The Nitrogen Fix: UI Extension Looks at Annual Alfalfa Benefits
MOSCOW, ID — University of Idaho Extension forage and small grains researchers are testing a seemingly counterintuitive theory that local farmers could reap rewards by planting alfalfa varieties that weren’t bred to withstand Idaho’s cold winters.
The team is in the first year of a planned three-year trial at the University of Idaho’s Aberdeen Research and Extension Center evaluating the planting of non-dormant alfalfa varieties — those that don’t enter winter dormancy — in Idaho as a means of improving soil health and fixing extra nitrogen to benefit future crops.
Alfalfa is traditionally raised as a perennial crop that remains in production for four or five seasons, until declining hay quality and yields prompt farmers to remove it. As with most legumes, alfalfa can produce nodules on its roots where soil bacteria convert nitrogen from the atmosphere into a plant-usable form.
UI Extension researchers Jared Spackman, Reed Findlay, David Callister, Jared Gibbons, Joseph Sagers and Tom Jacobsen anticipate Idaho farmers stand to significantly increase nitrogen fixation by planting alfalfa varieties developed for warmer states, such as Arizona, that don’t have to expend energy late in the season to become winter hardy. The researchers explain rather than thickening taproots and bulking up their crowns to avoid winter kill, the non-dormant varieties popular in warmer climates are free to focus energy on fixing more nitrogen.
“The reason we’re doing this now is because alfalfa prices rose significantly over the last five years and fertilizer costs also rose significantly,” Findlay said. “We’re going to beat this thing at both ends of the stick.”
Non-dormant alfalfa raised in Aberdeen should yield a single season of three cuttings and die in the winter, providing growers with a cash crop while reducing future fertilizer costs.
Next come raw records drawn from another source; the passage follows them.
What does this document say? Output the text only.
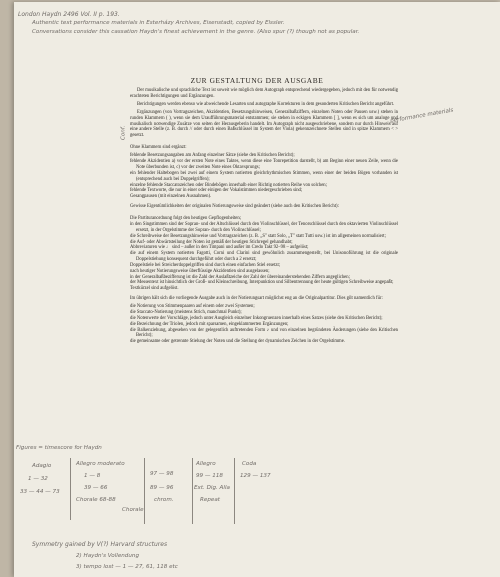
London Haydn 2496 Vol. II p. 193.
Authentic text performance materials in Esterházy Archives, Eisenstadt, copied by Elssler.
Conversations consider this cassation Haydn's finest achievement in the genre. (Also spur (?) though not as popular.
Conf.
performance materials
ZUR GESTALTUNG DER AUSGABE

Der musikalische und sprachliche Text ist soweit wie möglich dem Autograph entsprechend wiedergegeben, jedoch mit den für notwendig erachteten Berichtigungen und Ergänzungen.

Berichtigungen werden ebenso wie abweichende Lesarten und autographe Korrekturen in dem gesonderten Kritischen Bericht angeführt.

Ergänzungen (von Vortragszeichen, Akzidentien, Besetzungshinweisen, Generalbaßziffern, einzelnen Noten oder Pausen usw.) stehen in runden Klammern ( ), wenn sie dem Uraufführungsmaterial entstammen; sie stehen in eckigen Klammern [ ], wenn es sich um analoge und musikalisch notwendige Zusätze von seiten der Herausgeberin handelt. Im Autograph nicht ausgeschriebene, sondern nur durch Hinweis auf eine andere Stelle (z. B. durch // oder durch einen Baßschlüssel im System der Viola) gekennzeichnete Stellen sind in spitze Klammern < > gesetzt.

Ohne Klammern sind ergänzt:

fehlende Besetzungsangaben am Anfang einzelner Sätze (siehe den Kritischen Bericht);

fehlende Akzidentien a) vor der ersten Note eines Taktes, wenn diese eine Tonrepetition darstellt, b) am Beginn einer neuen Zeile, wenn die Note überbunden ist, c) vor der zweiten Note eines Oktavsprungs;

ein fehlender Haltebogen bei zwei auf einem System notierten gleichrhythmischen Stimmen, wenn einer der beiden Bögen vorhanden ist (entsprechend auch bei Doppelgriffen);

einzelne fehlende Staccatozeichen oder Bindebögen innerhalb einer Richtig notierten Reihe von solchen;

fehlende Textworte, die nur in einer oder einigen der Vokalstimmen niedergeschrieben sind;

Gesangpausen (mit einzelnen Ausnahmen).

Gewisse Eigentümlichkeiten der originalen Notierungsweise sind geändert (siehe auch den Kritischen Bericht):

Die Partituranordnung folgt den heutigen Gepflogenheiten;

in den Singstimmen sind der Sopran- und der Altschlüssel durch den Violinschlüssel, der Tenorschlüssel durch den oktavierten Violinschlüssel ersetzt, in der Orgelstimme der Sopran- durch den Violinschlüssel;

die Schreibweise der Besetzungshinweise und Vortragszeichen (z. B. „S" statt Solo, „T" statt Tutti usw.) ist im allgemeinen normalisiert;

die Auf- oder Abwärtsteilung der Noten ist gemäß der heutigen Stichregel gehandhabt;

Abbreviaturen wie ♩ sind – außer in den Timpani und außer im Credo Takt 92–98 – aufgelöst;

die auf einem System notierten Fagotti, Corni und Clarini sind gewöhnlich zusammengestellt, bei Unisonoführung ist die originale Doppelstiehung konsequent durchgeführt oder durch a 2 ersetzt;

Doppelstiele bei Streicherdoppelgriffen sind durch einen einfachen Stiel ersetzt;

nach heutiger Notierungsweise überflüssige Akzidentien sind ausgelassen;

in der Generalbaßbezifferung ist die Zahl der Auslaßtzeiche der Zahl der übereinanderstehenden Ziffern angeglichen;

der Messentext ist hinsichtlich der Groß- und Kleinschreibung, Interpunktion und Silbentrennung der heute gültigen Schreibweise angepaßt;

Textkürzel sind aufgelöst.

Im übrigen hält sich die vorliegende Ausgabe auch in der Notierungsart möglichst eng an die Originalpartitur. Dies gilt namentlich für:

die Notierung von Stimmenpaaren auf einem oder zwei Systemen;

die Staccato-Notierung (meistens Strich, manchmal Punkt);

die Notenwerte der Vorschläge, jedoch unter Ausgleich einzelner Inkongruenzen innerhalb eines Satzes (siehe den Kritischen Bericht);

die Bezeichnung der Triolen, jedoch mit sparsamen, eingeklammerten Ergänzungen;

die Balkenziehung, abgesehen von der gelegentlich auftretenden Form ♪ und von einzelnen begründeten Änderungen (siehe den Kritischen Bericht);

die gemeinsame oder getrennte Stielung der Noten und die Stellung der dynamischen Zeichen in der Orgelstimme.

Figures = timescore for Haydn
Adagio
1 — 32
33 — 44 — 73
Allegro moderato
1 — 8
39 — 66
Chorale 68-88
Chorale
97 — 98
89 — 96
chrom.
Allegro
99 — 118
Ext. Dig. Alla
Repeat
Coda
129 — 137
Symmetry gained by V(?) Harvard structures
2) Haydn's Vollendung
3) tempo lost — 1 — 27, 61, 118 etc
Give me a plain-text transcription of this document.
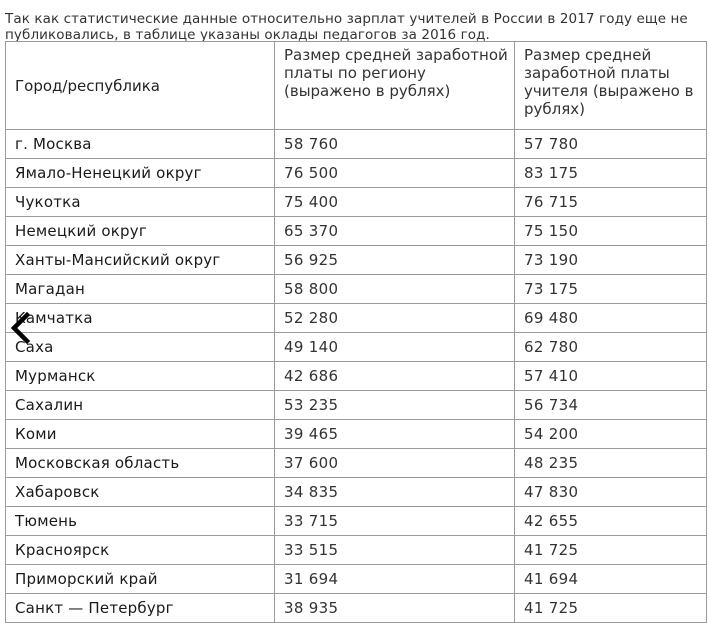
Так как статистические данные относительно зарплат учителей в России в 2017 году еще не публиковались, в таблице указаны оклады педагогов за 2016 год.

Город/республика	Размер средней заработной платы по региону (выражено в рублях)	Размер средней заработной платы учителя (выражено в рублях)
г. Москва	58 760	57 780
Ямало-Ненецкий округ	76 500	83 175
Чукотка	75 400	76 715
Немецкий округ	65 370	75 150
Ханты-Мансийский округ	56 925	73 190
Магадан	58 800	73 175
Камчатка	52 280	69 480
Саха	49 140	62 780
Мурманск	42 686	57 410
Сахалин	53 235	56 734
Коми	39 465	54 200
Московская область	37 600	48 235
Хабаровск	34 835	47 830
Тюмень	33 715	42 655
Красноярск	33 515	41 725
Приморский край	31 694	41 694
Санкт — Петербург	38 935	41 725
Findlay conducted a similar trial in Utah several years ago and found a non-dormant alfalfa variety bred to optimize nitrogen fixation, called Nitro, produced enough nitrogen to support either a barley or corn crop during the following season, as well as a full barley crop during the third season.
In the current trial, Findlay and his colleagues are testing a variety related to the one Findlay previously experimented with, called High Nitro. They’re comparing it against Stratica, which is a Roundup Ready conventional alfalfa variety commonly raised in Idaho.
“One of the things we’re interested in is if there is a nitrogen benefit of High Nitro versus Stratica,” Spackman said.
To evaluate the ability of the two alfalfa varieties to supply nitrogen for fall or spring seeded barley production, the Extension educators will establish plots receiving multiple nitrogen fertilizer application rates including a non-fertilized check. Comparing both fall and spring alfalfa should help the researchers determine how quickly nitrogen is released and made available to subsequent small grain crops.
The researchers will also evaluate protein levels, yield, energy content and digestibility of the hay varieties. Yields from the first two cuttings of both varieties were comparable.
A secondary benefit of raising alfalfa for a single season is that it would allow small grain farmers to diversify their rotations, control weeds using different herbicides and break the cycle of disease. Furthermore, alfalfa killed by the winter cold would lend organic matter to soil. Idaho farmers often plant cover crops — crops grown primarily for soil-health benefits — to accomplish such results. Non-dormant hay would give farmers the benefits both of a cover crop and a cash crop.
Findlay believes the timing is right for the research, given that the market outlook is for fuel prices, which are tied to fertilizer prices, to continue rising.
“The higher fertilizer prices go, the more apt people are to look at different ways of farming,” Findlay said. “This study is really important to find out because I think it’s on us as researchers to figure it out before growers put the annual alfalfa in.”
The project’s initial year has been funded with a $5,000 Innovative Projects Grant through UI Extension.